The trick to mental preparation is starting early, right at the beginning of your training cycle. When I’m planning my training I also like to take some time to think about why I’m running the race. What do I want to get out of it? Is there something I’d like to learn? Something I want to test? From the moment I signed up I had Bournemouth Marathon earmarked as a test ground for the work I’d been doing with my coach. It was planned as a milestone where I could assess my progress and identify what needed more work when it came to my relationship with running. I knew that my priorities would be to stick to my race plan, watch my form and test how it felt to run for a long time so that I could spot any weaknesses. When it comes to The Speed Project my objective is to be as mentally and physically strong as possible so that I can give as much as I can to my team. My priorities will be strength training, recovery and working through some of the fears I have around physiological pain. Once you work out the ‘why’ you can use this to mentally prepare for your marathon.
As I train I try to connect with my why during every workout. When it gets tough I draw on what I’m doing all this for. It helps focus me. It also lets me rehearse how I’ll deal with challenging moments during the marathon itself - coming back to my why, coming back to my breathing. There are so many ways to connect with your why - repeating mantras, practicing breathing protocols, physical cues - try out different techniques and find what works for you. During Bournemouth I repeated my mantras (‘I am unscared’, ‘I am an intelligent athlete’, ‘this is my race’) in my head, focused on nasal breathing and checked in on my form whenever things started to feel tough. Coming back to these little physical and mental prompts kept me focused and brought me in to the moment.

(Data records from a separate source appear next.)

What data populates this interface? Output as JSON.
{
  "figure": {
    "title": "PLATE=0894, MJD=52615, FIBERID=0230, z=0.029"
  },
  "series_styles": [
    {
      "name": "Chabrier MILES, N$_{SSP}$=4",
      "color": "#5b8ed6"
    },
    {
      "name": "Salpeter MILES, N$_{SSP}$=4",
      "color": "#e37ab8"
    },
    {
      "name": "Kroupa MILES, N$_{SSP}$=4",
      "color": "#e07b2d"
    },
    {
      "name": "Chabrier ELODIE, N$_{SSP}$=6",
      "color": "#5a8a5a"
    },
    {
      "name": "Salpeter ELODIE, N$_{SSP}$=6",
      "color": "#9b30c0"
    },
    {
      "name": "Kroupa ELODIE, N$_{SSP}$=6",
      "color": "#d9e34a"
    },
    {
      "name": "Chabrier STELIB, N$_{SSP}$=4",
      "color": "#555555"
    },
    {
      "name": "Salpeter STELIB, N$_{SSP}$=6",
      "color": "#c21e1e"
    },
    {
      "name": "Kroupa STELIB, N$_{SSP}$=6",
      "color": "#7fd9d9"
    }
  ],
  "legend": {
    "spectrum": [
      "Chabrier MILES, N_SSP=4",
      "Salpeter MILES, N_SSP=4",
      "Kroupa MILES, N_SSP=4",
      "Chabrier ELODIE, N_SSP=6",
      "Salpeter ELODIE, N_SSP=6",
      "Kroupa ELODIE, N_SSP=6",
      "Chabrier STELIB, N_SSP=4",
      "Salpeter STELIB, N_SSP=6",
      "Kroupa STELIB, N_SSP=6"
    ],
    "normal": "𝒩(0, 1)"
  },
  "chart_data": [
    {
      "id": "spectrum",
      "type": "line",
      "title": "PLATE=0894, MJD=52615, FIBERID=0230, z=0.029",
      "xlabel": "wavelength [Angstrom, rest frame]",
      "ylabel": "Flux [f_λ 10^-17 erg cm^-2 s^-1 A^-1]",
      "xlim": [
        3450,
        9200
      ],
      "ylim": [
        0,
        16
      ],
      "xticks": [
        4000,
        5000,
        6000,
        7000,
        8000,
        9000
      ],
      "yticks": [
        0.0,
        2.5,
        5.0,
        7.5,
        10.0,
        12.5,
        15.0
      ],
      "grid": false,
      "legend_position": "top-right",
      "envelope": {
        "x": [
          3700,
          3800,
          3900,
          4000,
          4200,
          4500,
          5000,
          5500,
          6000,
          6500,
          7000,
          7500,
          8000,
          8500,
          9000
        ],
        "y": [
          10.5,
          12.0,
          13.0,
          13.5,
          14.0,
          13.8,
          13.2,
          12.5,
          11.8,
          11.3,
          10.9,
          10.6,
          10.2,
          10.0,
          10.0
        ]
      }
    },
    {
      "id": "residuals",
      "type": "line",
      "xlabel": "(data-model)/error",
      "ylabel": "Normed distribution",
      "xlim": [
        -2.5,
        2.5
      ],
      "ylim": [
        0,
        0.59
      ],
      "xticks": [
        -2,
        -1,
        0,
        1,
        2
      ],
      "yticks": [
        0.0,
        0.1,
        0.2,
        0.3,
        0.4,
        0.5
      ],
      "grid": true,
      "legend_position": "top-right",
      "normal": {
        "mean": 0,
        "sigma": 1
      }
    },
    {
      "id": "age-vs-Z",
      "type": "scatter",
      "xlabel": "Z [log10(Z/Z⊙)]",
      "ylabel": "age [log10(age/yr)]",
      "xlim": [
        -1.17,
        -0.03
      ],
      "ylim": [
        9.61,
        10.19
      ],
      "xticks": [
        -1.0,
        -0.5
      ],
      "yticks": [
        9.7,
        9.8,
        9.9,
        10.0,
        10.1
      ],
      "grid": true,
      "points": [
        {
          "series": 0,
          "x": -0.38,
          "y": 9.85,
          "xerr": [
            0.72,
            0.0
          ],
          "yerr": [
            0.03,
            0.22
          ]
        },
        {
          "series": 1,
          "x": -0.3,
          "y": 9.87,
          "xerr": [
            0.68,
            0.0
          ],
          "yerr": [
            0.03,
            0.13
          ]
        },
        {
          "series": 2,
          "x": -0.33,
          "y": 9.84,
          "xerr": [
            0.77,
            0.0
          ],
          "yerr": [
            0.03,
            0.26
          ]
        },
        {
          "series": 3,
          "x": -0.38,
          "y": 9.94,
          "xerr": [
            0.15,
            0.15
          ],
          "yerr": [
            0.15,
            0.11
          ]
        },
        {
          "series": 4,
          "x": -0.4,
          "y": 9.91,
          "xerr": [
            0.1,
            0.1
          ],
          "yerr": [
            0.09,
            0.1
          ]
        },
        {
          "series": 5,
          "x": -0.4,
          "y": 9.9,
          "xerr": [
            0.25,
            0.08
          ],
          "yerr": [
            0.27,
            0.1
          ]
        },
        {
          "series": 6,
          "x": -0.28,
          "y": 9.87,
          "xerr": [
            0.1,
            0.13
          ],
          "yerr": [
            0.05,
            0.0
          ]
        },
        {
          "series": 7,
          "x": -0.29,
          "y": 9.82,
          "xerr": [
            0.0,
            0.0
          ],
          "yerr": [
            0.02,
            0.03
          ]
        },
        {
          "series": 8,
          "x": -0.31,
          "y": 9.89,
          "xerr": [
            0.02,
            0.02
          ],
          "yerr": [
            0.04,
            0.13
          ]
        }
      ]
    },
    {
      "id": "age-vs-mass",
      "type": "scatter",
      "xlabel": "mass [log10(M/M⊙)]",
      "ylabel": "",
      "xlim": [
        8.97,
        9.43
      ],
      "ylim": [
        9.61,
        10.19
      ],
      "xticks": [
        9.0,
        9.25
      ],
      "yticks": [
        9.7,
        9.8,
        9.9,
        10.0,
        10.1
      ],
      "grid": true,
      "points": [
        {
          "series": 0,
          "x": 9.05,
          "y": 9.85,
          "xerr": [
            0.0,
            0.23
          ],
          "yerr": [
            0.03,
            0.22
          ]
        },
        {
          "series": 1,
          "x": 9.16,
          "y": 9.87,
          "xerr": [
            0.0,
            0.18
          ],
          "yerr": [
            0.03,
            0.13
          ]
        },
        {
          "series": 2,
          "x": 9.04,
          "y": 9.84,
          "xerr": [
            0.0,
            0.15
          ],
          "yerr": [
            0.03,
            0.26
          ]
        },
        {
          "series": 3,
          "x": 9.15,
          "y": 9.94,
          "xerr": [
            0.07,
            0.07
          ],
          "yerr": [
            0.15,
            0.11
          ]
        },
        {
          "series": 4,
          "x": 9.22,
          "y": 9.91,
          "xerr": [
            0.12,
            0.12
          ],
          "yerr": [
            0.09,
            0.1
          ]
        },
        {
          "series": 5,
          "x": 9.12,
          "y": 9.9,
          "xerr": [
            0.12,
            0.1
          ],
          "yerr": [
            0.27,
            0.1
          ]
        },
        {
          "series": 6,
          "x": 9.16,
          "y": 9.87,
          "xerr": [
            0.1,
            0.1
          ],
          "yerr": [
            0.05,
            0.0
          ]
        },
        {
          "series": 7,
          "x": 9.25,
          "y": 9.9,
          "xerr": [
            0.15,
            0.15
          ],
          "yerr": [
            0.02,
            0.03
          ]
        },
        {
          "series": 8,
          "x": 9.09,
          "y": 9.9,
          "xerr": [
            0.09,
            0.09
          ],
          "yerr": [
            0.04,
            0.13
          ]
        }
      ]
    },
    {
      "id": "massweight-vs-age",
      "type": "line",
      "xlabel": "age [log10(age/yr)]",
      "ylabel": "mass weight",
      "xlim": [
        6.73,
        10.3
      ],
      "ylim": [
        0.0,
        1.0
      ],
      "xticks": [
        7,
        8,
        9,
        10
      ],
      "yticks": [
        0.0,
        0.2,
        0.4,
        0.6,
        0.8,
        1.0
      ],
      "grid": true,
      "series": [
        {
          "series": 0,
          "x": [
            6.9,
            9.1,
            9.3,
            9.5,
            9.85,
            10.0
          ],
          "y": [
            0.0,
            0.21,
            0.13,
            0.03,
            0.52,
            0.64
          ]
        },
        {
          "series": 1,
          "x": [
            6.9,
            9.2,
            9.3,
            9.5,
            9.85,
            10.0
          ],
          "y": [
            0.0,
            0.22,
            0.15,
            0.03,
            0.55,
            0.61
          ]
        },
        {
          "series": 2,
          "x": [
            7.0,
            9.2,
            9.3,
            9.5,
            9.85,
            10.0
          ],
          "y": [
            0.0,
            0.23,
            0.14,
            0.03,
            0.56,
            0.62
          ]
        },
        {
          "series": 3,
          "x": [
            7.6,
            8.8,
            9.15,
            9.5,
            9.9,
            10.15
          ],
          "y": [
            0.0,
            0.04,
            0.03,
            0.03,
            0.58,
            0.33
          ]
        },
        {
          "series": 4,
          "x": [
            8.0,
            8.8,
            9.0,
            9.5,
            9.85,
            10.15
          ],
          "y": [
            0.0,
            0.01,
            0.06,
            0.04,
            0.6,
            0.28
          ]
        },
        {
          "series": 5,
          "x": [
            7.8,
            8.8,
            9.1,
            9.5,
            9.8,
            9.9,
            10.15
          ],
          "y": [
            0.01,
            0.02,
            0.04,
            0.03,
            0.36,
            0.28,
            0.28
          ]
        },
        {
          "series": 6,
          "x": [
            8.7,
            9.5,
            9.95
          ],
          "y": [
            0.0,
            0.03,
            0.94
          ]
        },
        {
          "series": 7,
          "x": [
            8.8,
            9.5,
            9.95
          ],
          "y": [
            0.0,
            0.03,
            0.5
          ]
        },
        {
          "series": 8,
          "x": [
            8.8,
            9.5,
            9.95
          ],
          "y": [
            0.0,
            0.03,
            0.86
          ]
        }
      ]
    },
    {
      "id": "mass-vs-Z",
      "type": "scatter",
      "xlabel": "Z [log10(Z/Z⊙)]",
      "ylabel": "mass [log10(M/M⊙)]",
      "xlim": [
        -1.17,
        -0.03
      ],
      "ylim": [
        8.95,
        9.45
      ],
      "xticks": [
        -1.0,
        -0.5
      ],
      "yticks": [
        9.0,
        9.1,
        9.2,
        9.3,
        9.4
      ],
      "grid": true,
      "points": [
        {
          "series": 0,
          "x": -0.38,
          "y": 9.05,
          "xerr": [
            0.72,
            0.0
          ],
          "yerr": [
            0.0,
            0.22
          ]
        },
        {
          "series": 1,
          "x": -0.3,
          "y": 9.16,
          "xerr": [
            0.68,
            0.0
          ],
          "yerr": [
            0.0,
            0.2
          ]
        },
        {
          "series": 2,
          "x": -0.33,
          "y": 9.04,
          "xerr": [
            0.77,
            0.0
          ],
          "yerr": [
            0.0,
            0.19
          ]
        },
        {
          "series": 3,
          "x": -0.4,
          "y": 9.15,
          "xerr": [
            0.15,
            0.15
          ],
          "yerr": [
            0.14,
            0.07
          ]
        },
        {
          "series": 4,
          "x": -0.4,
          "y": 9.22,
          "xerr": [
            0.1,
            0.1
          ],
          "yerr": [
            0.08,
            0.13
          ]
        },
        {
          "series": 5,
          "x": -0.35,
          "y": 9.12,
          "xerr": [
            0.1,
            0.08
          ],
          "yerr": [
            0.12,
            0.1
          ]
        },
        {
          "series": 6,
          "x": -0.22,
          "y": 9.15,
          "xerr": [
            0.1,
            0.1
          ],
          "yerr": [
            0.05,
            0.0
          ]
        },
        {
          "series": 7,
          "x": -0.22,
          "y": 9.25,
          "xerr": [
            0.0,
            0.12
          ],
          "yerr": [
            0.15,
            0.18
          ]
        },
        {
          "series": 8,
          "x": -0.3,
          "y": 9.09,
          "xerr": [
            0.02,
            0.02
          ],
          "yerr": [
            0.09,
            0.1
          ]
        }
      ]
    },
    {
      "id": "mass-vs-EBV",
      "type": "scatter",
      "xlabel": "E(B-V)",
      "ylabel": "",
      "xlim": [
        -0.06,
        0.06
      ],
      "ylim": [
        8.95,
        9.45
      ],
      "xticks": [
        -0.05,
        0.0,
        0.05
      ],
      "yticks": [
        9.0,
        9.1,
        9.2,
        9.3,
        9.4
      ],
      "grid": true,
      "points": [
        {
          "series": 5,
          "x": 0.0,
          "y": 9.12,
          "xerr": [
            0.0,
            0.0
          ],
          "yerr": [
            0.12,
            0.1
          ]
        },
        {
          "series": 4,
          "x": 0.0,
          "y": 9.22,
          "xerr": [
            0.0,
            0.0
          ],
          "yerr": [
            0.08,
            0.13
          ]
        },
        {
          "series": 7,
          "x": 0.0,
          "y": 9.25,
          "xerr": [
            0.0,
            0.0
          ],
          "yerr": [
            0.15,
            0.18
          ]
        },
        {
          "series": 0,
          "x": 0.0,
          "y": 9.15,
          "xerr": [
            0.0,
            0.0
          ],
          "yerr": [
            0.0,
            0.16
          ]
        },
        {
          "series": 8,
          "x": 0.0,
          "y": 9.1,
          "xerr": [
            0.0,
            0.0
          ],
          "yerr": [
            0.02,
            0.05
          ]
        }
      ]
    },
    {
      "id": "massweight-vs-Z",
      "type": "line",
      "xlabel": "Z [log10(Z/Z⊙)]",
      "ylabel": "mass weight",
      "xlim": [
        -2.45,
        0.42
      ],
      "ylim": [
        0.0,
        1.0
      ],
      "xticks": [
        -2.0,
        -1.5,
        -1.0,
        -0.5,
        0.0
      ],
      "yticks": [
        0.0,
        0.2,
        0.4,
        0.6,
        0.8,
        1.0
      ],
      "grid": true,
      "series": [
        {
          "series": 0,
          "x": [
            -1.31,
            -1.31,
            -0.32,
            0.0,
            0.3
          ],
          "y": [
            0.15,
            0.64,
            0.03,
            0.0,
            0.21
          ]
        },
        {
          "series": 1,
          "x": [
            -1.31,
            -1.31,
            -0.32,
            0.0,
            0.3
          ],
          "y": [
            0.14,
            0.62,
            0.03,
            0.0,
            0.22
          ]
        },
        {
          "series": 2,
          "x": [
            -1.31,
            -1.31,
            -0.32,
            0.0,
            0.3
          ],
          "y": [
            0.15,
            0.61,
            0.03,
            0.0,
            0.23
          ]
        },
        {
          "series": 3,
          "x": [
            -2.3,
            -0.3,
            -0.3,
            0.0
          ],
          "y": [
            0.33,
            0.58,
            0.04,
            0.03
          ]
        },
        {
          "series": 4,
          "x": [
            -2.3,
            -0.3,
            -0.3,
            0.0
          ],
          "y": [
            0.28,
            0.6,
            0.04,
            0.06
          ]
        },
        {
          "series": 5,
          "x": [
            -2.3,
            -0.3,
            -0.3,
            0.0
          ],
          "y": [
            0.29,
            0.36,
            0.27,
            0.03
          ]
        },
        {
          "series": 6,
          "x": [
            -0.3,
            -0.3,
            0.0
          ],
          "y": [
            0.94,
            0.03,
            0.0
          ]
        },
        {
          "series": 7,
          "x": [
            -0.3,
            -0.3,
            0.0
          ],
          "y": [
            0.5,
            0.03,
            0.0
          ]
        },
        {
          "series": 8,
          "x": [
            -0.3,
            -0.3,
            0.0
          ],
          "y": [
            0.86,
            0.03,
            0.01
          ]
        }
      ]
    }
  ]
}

Getting real about the challenge I’m taking on has really helped me prepare. The week before Bournemouth I wrote a list of everything that could go wrong. Injury, blisters, broken headphones, sickness, a dodgy tummy, it was all covered. Then I went through and wrote down how I’d deal with each scenario, and then how I could mitigate each scenario. This exercise reminded me to respect the distance and quelled any anxieties I had about the unknown. It reassured me that if things didn’t go to plan (as often happens during a marathon) I could adapt, I had a plan B.
Talking of plans, planning my race strategy was a big part of my mental preparation for Bournemouth. There was no point in that marathon where I was without a plan. I wrote it all down in detail, visualising each mile and then visualising my reaction to challenges, to things going wrong. I visualised the barriers, the noises around me, the things that could distract me from my plan, visualising how I’d deal with the wall, with pain, with feeling like I wanted to stop. These visualisation became part of my routine. Sitting on the tube, sitting in bed, I’d take the time to get comfortable with everything that could happen, so when it did I was ready and it wouldn’t undo all the work I’d done to get to the marathon. By marathon day everything I needed to do, in every scenario, was second nature.
I’m right at the start of my journey to The Speed Project, and although I’ve worked out the ‘why’ behind my training I still need to work out exactly how I’m going to prepare mentally to train for and live through 3 days running in the desert. It’s like nothing I’ve ever done before, but I know some of these tools will make it on to the roster.
How do you mentally prepare for races?